3 Nutrition Myths Busted: Collagen, Nutritional Yeast, Oil (guest)

While I’m traveling in Italy, I will be sharing guest posts written by a few incredible women! This post was written by Taylor Wolfram, MS, RDN, LDN, an amazing registered dietitian whose practice is grounded in compassion for animals and humans, intuitive eating, and sustainability.

Hi there! I’m delighted to be back on Emilie’s blog serving up some nutrition real-talk. It’s no secret that there is an immense amount of confusion about food, nutrition and health flying around the internet. And, sometimes it seems just about everyone is calling themselves an “expert” and dishing out advice on what and how to eat. Well, today I’m here to dive into some of the latest food trends and nutrition topics in the wellness space.

MYTH: Collagen supplements are a must for healthy skin.

People love their miracle foods and collagen has been having a serious moment among regular folks and celebrities alike. Real quick: collagen is a connective tissue found in animals that is made of protein. When people eat collagen, they’re eating ground up, dried animal tissue. The thought is that consuming collagen from other animals will boost the collagen in our bodies and help us feel and look better.

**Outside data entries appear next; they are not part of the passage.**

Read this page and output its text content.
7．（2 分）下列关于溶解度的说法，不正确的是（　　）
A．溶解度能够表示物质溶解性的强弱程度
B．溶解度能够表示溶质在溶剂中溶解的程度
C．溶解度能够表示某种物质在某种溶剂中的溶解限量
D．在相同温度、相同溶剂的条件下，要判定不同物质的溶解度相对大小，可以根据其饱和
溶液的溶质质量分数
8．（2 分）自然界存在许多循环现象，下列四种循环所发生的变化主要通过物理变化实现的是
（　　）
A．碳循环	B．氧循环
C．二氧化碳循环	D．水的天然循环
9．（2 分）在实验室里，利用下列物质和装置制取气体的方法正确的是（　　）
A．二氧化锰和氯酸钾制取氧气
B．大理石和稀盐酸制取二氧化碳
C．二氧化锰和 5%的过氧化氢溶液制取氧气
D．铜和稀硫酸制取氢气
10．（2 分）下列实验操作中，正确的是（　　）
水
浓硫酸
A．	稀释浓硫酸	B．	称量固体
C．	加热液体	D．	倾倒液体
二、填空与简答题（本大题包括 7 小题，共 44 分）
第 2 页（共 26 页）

When we eat collagen, our body breaks it down like it does anything else we consume. The body may choose to use that broken down protein in a variety of ways. The body will prioritize what it uses the peptides for depending on its needs at the time. There is no way to tell your body to use it to make collagen.

Some research has found taking collagen supplements has a positive impact on joint pain in the short term but there is not enough evidence to make any long-term claims. And some people report their skin to be “clearer” and have less “visible signs of aging” after using a collagen supplement. But collagen is neither a quick fix nor a magic pill for reversing the natural aging process.

Want to actually support your body’s collagen production? Vitamin C is used to make collagen in the body so be sure to eat plenty of vitamin C-rich foods including citrus, strawberries, kiwifruit, broccoli and bell peppers. Also, remember to drink plenty of water, stay out of the sun and use a reef-friendly, cruelty-free sunscreen when you do go in the sun to protect your skin. And, of course, accept that aging is a natural part of life.

FACT: Right now the research to support collagen supplements for any reason is limited so instead you can save your money for protein-rich foods such as beans, lentils and tofu.

MYTH: Nutritional yeast causes inflammation and disease.

If you’re not familiar with “nooch,” it’s an inactive yeast that is yellow and flaky and loaded with micronutrients, thus why it is called nutritional yeast. Two tablespoons of nutritional yeast contains 4 grams of protein, 2 grams of fiber, 0 grams of fat, 3 grams of carbohydrate and is an excellent source of thiamin, riboflavin, niacin and vitamin B6. It lends a cheesy flavor and nooch fans love using it on all kinds of food from popcorn and mashed potatoes to mac n’ “cheese” and homemade “Parmesan.” Many kinds of nutritional yeast are fortified with vitamin B12 and can be an important source of this nutrient for vegans.

To be frank, I was flabbergasted by this claim against nutritional yeast and then I saw it originated with Medical Medium author Anthony William (the guy who says that a spirit is giving him health information to pass on to fellow humans), which made more sense (yes, this is the celery juice guy). The argument is that nutritional yeast is actually just monosodium glutamate, or MSG, which has gotten a seriously bad rap in recent years. MSG is the sodium salt of the amino acid glutamic acid and occurs naturally in many foods, such as tomatoes, and also is added to foods as a flavor enhancer.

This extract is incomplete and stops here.